To apply for a personal loan you should visit the website of the company you’ll be getting the loan from. To allow the company can research your credit history, you’ll need to provide some identifying information, such as:

  • Name
  • Address
  • Date of birth
  • Proof of identity, such as a driver’s license
  • Social Security number
  • Annual income
  • Proof of income, such as bank statements or pay stubs
  • Verification of employment

The loan company will take all of the information you provide and decide whether to give you the loan. The information will also be used to determine the interest rate you’ll pay.

While it seems like a lot of information to gather, it’s often the case that the less information a lender requires, the more expensive the loan.

That’s because more information lets a lender accurately analyze your risk of defaulting on the loan. Lenders that can’t analyze the risk effectively charge more to compensate for that.

How to Increase Your Chances of Getting Approved

There are a number of ways to improve your chances of getting approved for a personal loan.

The most obvious is improving your credit score. In the short term, the best way to do this is to pay down your credit cards to improve your credit utilization.

If you have derogatory marks on your credit report, you can also try to organize a pay-for-delete agreement.

Another method is to make sure that you’re applying for the right reason. Lenders are more likely to offer a loan to someone looking to consolidate and pay off their debt than someone funding a vacation.

Reducing your debt-to-income ratio can also help with qualifying for a loan.

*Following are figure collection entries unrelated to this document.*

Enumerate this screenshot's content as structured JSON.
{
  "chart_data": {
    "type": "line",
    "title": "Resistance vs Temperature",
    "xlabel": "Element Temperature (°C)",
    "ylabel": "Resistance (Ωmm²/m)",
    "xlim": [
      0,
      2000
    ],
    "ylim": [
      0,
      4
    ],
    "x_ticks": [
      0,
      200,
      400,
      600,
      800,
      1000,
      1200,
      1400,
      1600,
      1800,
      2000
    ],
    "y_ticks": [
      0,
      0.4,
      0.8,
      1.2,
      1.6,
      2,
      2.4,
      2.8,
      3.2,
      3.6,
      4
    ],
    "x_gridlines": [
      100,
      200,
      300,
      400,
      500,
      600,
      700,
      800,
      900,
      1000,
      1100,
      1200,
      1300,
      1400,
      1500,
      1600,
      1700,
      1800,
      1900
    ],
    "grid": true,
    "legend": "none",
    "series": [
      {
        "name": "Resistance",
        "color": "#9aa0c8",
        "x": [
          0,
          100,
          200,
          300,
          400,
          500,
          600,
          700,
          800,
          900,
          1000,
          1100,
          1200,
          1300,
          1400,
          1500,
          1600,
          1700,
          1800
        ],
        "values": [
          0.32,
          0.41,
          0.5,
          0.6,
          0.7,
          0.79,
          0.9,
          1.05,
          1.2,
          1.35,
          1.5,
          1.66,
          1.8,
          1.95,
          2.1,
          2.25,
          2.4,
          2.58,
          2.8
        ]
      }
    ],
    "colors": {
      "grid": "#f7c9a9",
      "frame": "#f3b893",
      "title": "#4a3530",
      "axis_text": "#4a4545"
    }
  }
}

You can reduce this ratio by earning more, perhaps from a side job, or pay down some existing debt. Either way, the lower this ratio is, the more resources you have to pay off a loan.

Personal Loan Calculator


Personal loans can be useful in a wide variety of circumstances and many companies have begun to offer them. Whether you need a loan to cover the bills or refinance your debt, taking a personal loan can help you meet your goal.